Every now and then, amidst the endless reissues on the identikit budget labels, a CD lands in your lap which reminds you that there are still truly unfamiliar – and unusual – early recordings out there. Amidst the depressingly repetitive early releases, R. Crumb‘s Heroes of Blues, Jazz and Country (packaged with the book of his 1980s trading cards) offers the sort of hidden gems which get you excited about early americana again.
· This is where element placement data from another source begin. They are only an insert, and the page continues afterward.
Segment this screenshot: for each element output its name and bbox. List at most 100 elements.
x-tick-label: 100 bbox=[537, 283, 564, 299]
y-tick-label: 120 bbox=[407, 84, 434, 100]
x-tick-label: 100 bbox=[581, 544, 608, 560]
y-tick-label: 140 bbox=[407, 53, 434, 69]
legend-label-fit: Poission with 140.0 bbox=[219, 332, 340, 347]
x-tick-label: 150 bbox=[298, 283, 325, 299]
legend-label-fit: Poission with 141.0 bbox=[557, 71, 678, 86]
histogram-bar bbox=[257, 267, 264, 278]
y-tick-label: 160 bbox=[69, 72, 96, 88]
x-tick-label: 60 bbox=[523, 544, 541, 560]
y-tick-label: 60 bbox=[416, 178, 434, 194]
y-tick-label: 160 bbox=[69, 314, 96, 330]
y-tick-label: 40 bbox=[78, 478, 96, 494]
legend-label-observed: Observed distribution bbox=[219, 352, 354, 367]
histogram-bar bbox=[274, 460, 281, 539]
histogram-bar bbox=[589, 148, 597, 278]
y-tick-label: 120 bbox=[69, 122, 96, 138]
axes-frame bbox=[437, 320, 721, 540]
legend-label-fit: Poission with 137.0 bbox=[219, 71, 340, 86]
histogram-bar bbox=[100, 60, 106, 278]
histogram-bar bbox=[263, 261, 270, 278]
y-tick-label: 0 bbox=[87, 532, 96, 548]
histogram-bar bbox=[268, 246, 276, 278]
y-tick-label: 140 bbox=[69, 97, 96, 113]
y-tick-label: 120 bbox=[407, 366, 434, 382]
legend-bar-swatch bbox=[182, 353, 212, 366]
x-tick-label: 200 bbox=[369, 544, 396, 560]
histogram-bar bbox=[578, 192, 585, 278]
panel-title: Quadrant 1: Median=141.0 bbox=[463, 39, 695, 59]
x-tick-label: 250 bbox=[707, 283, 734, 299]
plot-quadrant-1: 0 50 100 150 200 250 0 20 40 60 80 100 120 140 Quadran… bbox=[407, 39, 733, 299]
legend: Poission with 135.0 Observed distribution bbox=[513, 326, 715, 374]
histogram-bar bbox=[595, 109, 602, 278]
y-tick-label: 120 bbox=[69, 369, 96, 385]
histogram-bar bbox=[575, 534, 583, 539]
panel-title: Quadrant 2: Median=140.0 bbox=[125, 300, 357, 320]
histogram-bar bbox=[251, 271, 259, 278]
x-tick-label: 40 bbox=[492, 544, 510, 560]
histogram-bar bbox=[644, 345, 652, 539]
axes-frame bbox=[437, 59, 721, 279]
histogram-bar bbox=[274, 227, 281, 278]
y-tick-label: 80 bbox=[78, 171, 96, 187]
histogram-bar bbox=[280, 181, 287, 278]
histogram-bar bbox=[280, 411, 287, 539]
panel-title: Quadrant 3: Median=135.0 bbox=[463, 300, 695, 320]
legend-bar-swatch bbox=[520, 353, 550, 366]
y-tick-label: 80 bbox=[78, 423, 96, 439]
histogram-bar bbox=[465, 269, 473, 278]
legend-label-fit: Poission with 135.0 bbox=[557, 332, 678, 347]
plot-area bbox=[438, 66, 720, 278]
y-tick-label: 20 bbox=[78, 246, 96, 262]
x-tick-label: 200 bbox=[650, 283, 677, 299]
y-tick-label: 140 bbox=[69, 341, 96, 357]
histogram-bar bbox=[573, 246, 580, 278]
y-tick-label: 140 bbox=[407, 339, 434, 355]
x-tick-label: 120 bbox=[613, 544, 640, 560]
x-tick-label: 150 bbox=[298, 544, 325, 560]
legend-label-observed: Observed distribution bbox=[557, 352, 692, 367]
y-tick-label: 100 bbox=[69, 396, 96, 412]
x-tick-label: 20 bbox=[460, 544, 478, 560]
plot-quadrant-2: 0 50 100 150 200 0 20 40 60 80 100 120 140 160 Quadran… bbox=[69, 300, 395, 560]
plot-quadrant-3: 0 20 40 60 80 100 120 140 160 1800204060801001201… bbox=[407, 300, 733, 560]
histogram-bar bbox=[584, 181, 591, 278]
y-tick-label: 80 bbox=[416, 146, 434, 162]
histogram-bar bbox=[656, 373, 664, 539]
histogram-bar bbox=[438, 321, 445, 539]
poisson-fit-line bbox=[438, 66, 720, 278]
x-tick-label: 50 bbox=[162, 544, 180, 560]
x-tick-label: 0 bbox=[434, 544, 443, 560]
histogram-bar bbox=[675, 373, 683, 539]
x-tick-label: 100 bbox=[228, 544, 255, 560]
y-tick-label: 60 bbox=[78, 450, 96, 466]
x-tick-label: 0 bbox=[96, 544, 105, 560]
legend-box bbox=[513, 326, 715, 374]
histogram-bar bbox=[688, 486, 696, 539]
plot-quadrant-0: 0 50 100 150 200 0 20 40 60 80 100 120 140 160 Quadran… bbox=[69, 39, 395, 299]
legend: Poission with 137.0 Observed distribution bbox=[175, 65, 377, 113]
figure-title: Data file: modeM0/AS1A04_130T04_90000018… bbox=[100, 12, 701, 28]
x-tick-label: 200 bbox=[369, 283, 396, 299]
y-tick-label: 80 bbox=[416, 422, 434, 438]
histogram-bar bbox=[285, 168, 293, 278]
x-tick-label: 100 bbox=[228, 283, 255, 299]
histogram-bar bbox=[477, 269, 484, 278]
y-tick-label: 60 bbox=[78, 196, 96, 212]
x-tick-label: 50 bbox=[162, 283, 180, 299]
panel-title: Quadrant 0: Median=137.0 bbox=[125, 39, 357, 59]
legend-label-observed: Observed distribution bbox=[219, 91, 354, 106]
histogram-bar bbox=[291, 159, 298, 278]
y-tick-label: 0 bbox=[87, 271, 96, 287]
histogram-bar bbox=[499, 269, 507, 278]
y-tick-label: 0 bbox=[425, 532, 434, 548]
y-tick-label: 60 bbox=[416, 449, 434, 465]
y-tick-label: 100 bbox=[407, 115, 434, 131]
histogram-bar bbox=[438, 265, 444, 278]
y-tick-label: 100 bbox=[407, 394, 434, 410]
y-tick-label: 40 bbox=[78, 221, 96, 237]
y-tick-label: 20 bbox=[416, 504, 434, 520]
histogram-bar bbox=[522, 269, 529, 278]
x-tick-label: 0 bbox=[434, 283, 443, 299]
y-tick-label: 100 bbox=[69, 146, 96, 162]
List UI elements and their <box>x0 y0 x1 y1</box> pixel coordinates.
From the off, with the Memphis Jug Band’s version of ‘On The Road Again’, the record provides choice tracks which confound expectations.
Skip James’s ‘Hard Time Killin’ Floor Blues‘ might be the most familiar song here, used as it was almost verbatim on the O Brother Where Art Thou soundtrack; his version, of course, feels – let’s avoid the dread word ‘authentic’ – more lived in, and it is to the credit Crumb’s tracklisting that it is so immediate that the frequent hisses and pops fade into imperceptibility. Dock Bogg’s ‘Sugar Baby‘ (another relatively well known cut) is sunk beneath the crackle of age, and yet his keening vocal and dextrous banjo come through sharply and affectingly.
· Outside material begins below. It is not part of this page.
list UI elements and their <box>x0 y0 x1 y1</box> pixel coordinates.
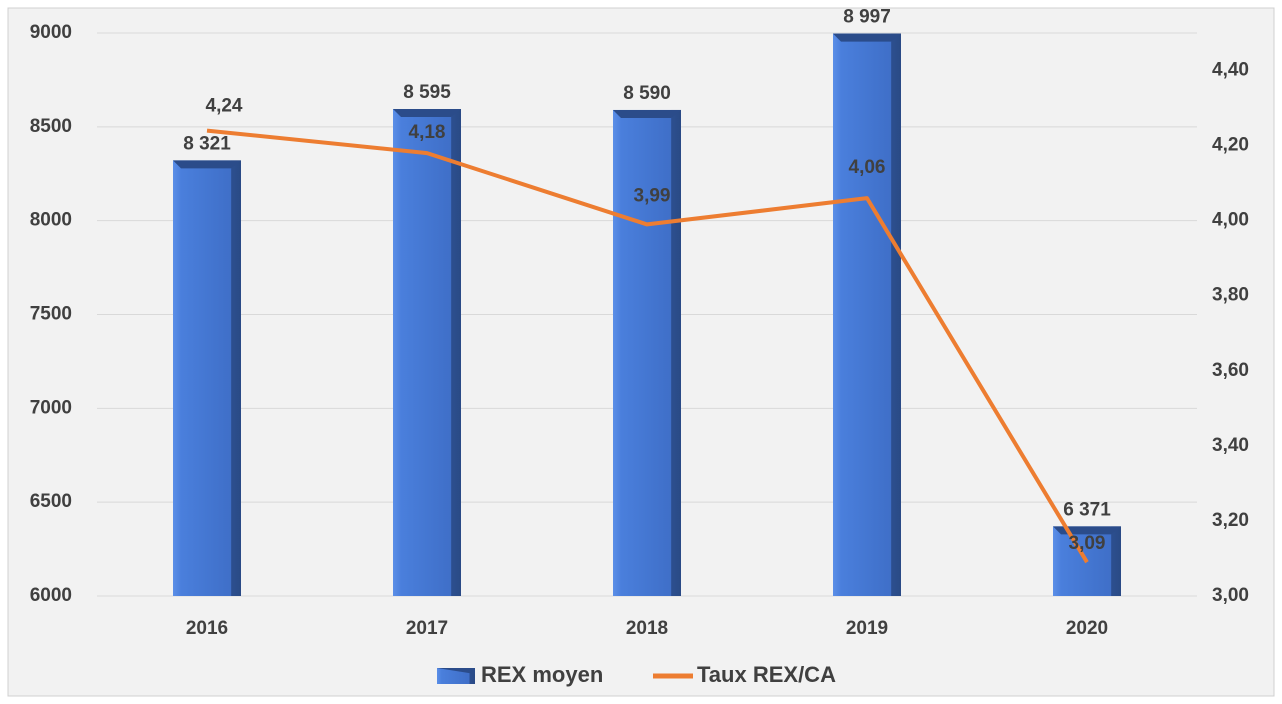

Many of the songs collected here are folk songs – handed down and passed around, not written by the performer and therefore perhaps already distant from his own experience. They exist even further from our world, of course, and yet the artists interpreting this ancient songs on ancient recordings were doing something different to current revivalists; there is no deliberate archaism here, and that makes the songs, perversely, more exciting, more relevant, than they would be if performed by Norman Blake. Even when the ambient noise essential pulses distractingly in time with the song, such as on the Shelor Family’s glorious ‘Big Bend Gal’, the performance carries the song through to us unsullied.
The disc brings out, too, the cross-fertilisation endemic in early american music: King Oliver, as jazz an artist as you might care to find, sits neatly next to Charlie Patton, in whom it is possible to hear something of Hayes Shepherd (who in turn rubs along well with the East Texas Serenaders). Elsewhere, I’ve pointed out to Martin (who does not share my definition) that when I say ‘americana’ I don’t just mean country. A record like this shows why: there are many different styles here, but much of what is played feels as if it belongs together – and feel is undoubtedly what this music is about. One of the best listens I’ve had all year, and the newest song on it was recorded in 1931.